In his letter, Techmanski notes that Prepa assured Whitefish it had the authority to enter into the contract, “including but not limited to with respect to the Government Oversight Board,” as well as implying that the contract complied with FEMA requirements.

“Specifically, as part of PREPA’s request to amend the contract to make it FEMA‐compliant, PREPA insisted that Whitefish Energy provide fixed rates for all types of work, including labor, equipment, lodging and per diems,” the letter reads.

It further argues that “PREPA did not want to take on the risk of increased costs, and instead put that risk on Whitefish Energy, which Whitefish Energy accepted,” including obtaining supplies and lodging for its brigades on a hurricane-devastated island.

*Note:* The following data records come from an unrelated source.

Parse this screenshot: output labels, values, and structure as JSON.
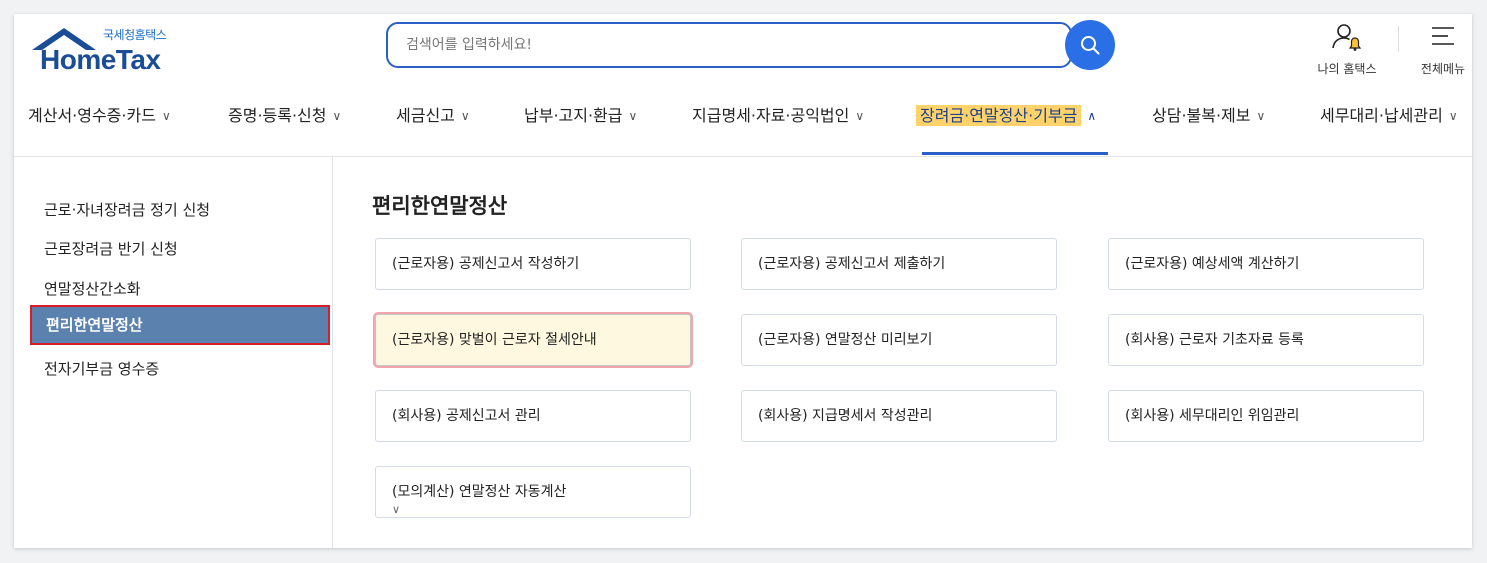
{
  "header": {
    "logo_sub": "국세청홈택스",
    "logo_main": "HomeTax",
    "search_placeholder": "검색어를 입력하세요!",
    "my_hometax_label": "나의 홈택스",
    "all_menu_label": "전체메뉴"
  },
  "nav": {
    "items": [
      {
        "label": "계산서·영수증·카드"
      },
      {
        "label": "증명·등록·신청"
      },
      {
        "label": "세금신고"
      },
      {
        "label": "납부·고지·환급"
      },
      {
        "label": "지급명세·자료·공익법인"
      },
      {
        "label": "장려금·연말정산·기부금",
        "active": true
      },
      {
        "label": "상담·불복·제보"
      },
      {
        "label": "세무대리·납세관리"
      }
    ]
  },
  "sidebar": {
    "items": [
      {
        "label": "근로·자녀장려금 정기 신청"
      },
      {
        "label": "근로장려금 반기 신청"
      },
      {
        "label": "연말정산간소화"
      },
      {
        "label": "편리한연말정산",
        "active": true
      },
      {
        "label": "전자기부금 영수증"
      }
    ]
  },
  "main": {
    "title": "편리한연말정산",
    "cards": [
      {
        "label": "(근로자용) 공제신고서 작성하기"
      },
      {
        "label": "(근로자용) 공제신고서 제출하기"
      },
      {
        "label": "(근로자용) 예상세액 계산하기"
      },
      {
        "label": "(근로자용) 맞벌이 근로자 절세안내",
        "highlight": true
      },
      {
        "label": "(근로자용) 연말정산 미리보기"
      },
      {
        "label": "(회사용) 근로자 기초자료 등록"
      },
      {
        "label": "(회사용) 공제신고서 관리"
      },
      {
        "label": "(회사용) 지급명세서 작성관리"
      },
      {
        "label": "(회사용) 세무대리인 위임관리"
      },
      {
        "label": "(모의계산) 연말정산 자동계산",
        "dropdown": true
      }
    ]
  },
  "colors": {
    "accent": "#2a5fc7",
    "active_nav_bg": "#ffd36a",
    "sidebar_active_bg": "#5b81ae",
    "highlight_border": "#d71d2a"
  }
}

Techmanski wrote that 516 workers subcontracted by Whitefish “have been working around the clock to restore 50% of the power generation transmission on the island,” but that the company has not been able to fully compensate them due to Prepa’s failure to pay its bills.

The electric utility’s outgoing director, Ricardo Ramos, had said he was evaluating hiring some of the companies subcontracted by Whitefish so that, after the contract with the Montana company ended, they would continue working on the island, but under a direct contract with Prepa. The Wall Street Journal’s article suggests the talks did not progress and those workers are in the process of returning home.

Prepa said Monday evening that it is in dialogue “with Whitefish and the subcontractor [which was not identified] to clarify the situation and reach a satisfactory agreement for all parties.”